The few defenders Tone seemingly has often find themselves, like the defenders of Connolly, feeling compelled to reconstruct his image and sully themselves by apologising for him. I saw one argument some time ago making a great deal that Tone was “half-Irish”, accounting for his fact that Tone’s mother was Catholic, as a defence towards the argument that Tone’s foreign ancestry and religion disqualified him from having any part in the canon of Irish nationalism.
An Irish Nationalist who rejects the name and legacy of Wolfe Tone is a strange kind of Irish Nationalist, a Sedevacantist of sorts. Griffith wrote that when Irish Nationalists needed apology or explanation for Mitchel, then the Irish Nation would need its shroud. When Irish Nationalists need apologies or explanation for James Connolly or for Wolfe Tone, especially to their own kindred, then so will Ireland’s ghost.
Irish Nationalists need no apology or explanation for any of its dead.
Wolf Tone was a Freemason – the creed of Freemasonry (secular humanism) is inimical to nationalist ideology!

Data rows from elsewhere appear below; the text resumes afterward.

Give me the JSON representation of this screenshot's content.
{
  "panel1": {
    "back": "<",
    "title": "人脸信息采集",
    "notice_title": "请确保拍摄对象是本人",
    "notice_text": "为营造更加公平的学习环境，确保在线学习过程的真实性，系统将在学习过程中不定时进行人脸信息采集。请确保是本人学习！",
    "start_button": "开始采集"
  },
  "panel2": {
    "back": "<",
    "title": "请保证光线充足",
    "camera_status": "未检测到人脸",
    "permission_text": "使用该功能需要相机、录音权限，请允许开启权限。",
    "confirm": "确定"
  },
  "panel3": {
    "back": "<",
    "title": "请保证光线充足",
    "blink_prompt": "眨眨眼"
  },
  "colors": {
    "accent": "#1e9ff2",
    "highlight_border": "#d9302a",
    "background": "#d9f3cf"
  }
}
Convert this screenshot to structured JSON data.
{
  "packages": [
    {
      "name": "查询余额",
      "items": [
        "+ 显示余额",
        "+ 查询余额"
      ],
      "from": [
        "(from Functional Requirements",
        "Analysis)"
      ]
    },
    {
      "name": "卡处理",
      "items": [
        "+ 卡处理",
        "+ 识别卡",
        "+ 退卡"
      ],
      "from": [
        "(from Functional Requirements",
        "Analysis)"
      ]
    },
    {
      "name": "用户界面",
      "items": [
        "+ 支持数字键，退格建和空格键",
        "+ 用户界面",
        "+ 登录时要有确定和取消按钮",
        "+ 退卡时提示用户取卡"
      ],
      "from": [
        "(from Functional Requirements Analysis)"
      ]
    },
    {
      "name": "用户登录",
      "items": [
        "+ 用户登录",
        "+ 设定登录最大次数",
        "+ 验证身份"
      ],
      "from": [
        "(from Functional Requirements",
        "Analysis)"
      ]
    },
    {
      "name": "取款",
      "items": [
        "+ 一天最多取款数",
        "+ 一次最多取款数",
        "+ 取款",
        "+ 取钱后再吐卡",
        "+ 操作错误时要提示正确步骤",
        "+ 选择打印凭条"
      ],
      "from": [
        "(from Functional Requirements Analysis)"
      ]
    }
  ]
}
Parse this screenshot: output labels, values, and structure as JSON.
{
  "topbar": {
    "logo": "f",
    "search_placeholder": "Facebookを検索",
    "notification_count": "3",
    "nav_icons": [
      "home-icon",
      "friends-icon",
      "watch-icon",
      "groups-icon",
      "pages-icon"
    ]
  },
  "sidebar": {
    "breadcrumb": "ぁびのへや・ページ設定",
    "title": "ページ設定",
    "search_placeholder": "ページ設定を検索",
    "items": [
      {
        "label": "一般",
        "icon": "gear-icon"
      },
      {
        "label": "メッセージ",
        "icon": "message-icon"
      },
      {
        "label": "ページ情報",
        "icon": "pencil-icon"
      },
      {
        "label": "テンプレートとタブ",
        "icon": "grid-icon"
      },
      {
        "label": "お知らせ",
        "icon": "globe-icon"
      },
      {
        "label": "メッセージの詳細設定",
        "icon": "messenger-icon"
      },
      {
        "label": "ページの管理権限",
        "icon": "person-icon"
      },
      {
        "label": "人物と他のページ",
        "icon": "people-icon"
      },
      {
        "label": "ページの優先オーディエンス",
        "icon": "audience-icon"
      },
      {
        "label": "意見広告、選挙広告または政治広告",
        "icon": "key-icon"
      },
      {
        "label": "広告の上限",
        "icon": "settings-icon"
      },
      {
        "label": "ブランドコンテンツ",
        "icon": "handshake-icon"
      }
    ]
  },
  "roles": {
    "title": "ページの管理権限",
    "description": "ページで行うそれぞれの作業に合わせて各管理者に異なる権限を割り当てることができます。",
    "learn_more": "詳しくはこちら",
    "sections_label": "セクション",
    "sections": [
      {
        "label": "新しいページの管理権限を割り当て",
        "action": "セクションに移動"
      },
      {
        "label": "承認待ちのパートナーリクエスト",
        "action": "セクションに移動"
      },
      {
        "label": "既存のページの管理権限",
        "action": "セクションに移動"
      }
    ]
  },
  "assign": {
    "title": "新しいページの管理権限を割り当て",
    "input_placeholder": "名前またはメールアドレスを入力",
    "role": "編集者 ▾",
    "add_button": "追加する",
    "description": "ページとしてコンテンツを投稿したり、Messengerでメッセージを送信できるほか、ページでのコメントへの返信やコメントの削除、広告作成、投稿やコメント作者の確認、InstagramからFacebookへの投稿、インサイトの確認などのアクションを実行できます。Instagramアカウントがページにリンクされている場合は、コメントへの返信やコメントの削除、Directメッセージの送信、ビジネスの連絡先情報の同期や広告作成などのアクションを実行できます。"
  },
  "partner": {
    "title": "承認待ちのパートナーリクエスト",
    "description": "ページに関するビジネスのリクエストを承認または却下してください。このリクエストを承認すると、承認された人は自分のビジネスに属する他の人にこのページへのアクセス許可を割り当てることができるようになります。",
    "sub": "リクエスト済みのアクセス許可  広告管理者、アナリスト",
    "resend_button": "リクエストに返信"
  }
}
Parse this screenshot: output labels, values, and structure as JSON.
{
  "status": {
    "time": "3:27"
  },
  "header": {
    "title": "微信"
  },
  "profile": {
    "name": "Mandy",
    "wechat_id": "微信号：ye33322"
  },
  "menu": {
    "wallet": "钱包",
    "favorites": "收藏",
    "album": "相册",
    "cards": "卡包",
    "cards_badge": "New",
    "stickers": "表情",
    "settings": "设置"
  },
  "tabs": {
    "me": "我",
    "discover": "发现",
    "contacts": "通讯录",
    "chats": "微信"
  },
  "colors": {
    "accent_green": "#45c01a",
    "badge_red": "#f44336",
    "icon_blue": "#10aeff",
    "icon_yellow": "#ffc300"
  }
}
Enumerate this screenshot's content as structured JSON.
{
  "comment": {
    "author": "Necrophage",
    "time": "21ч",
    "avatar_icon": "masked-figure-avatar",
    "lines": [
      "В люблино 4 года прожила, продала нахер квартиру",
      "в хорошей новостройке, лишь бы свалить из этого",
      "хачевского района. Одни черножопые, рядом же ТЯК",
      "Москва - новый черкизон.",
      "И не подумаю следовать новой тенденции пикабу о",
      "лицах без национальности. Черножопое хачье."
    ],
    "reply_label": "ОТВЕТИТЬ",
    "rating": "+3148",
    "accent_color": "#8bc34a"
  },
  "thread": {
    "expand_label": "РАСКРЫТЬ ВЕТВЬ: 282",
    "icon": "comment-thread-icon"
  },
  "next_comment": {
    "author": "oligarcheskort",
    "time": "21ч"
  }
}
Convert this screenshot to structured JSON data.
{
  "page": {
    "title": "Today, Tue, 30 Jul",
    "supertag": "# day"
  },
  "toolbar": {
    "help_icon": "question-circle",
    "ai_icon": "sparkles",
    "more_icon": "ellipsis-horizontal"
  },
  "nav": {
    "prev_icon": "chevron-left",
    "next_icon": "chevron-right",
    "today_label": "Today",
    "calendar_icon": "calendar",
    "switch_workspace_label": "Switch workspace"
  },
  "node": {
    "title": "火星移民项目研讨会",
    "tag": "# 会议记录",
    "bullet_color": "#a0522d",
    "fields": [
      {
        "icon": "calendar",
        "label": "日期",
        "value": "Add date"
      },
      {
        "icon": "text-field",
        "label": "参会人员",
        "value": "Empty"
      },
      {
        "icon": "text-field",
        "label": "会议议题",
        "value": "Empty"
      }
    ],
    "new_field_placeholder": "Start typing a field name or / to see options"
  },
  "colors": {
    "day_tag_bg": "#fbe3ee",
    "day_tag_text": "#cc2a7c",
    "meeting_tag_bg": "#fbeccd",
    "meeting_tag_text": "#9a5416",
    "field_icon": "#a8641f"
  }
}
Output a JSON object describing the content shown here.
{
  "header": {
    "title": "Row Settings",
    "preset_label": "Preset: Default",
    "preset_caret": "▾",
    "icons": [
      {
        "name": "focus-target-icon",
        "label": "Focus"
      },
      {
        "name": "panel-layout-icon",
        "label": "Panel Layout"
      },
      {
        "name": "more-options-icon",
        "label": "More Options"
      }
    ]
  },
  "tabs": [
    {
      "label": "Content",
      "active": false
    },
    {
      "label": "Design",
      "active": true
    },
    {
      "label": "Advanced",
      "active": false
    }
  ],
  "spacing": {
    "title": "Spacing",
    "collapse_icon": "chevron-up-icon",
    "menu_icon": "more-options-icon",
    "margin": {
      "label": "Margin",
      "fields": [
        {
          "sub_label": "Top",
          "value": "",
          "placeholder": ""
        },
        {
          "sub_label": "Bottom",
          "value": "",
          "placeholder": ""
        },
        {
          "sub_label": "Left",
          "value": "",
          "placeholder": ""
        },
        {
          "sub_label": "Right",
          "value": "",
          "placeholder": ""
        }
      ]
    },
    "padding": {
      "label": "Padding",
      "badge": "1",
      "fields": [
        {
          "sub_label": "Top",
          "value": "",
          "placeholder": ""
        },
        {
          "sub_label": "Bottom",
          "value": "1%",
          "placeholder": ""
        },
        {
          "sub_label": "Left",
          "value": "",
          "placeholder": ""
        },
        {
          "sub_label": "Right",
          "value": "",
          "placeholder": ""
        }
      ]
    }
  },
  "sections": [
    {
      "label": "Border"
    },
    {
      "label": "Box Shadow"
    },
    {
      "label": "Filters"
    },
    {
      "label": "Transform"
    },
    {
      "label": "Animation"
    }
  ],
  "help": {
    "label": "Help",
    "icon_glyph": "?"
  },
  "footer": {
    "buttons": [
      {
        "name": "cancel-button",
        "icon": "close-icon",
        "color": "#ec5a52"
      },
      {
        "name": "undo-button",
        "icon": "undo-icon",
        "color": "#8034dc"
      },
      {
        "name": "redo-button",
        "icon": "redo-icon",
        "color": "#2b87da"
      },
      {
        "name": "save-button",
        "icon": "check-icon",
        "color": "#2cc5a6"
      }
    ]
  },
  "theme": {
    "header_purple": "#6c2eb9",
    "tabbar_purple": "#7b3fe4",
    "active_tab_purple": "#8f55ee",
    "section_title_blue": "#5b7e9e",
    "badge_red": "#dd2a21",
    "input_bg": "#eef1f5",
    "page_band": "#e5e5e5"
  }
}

Excellent article!!! How dare anyone suggest “The blood you shed for us isn’t good enough because we don’t like the way you thought when you were alive.” I a lways thought that the power of the 1798 and 1916 uprisings especially was that men and women of different religions, social backgrounds and philosophies came together in their one overriding passion of Irish freedom and identity. If that isn’t a nation I don’t know what is.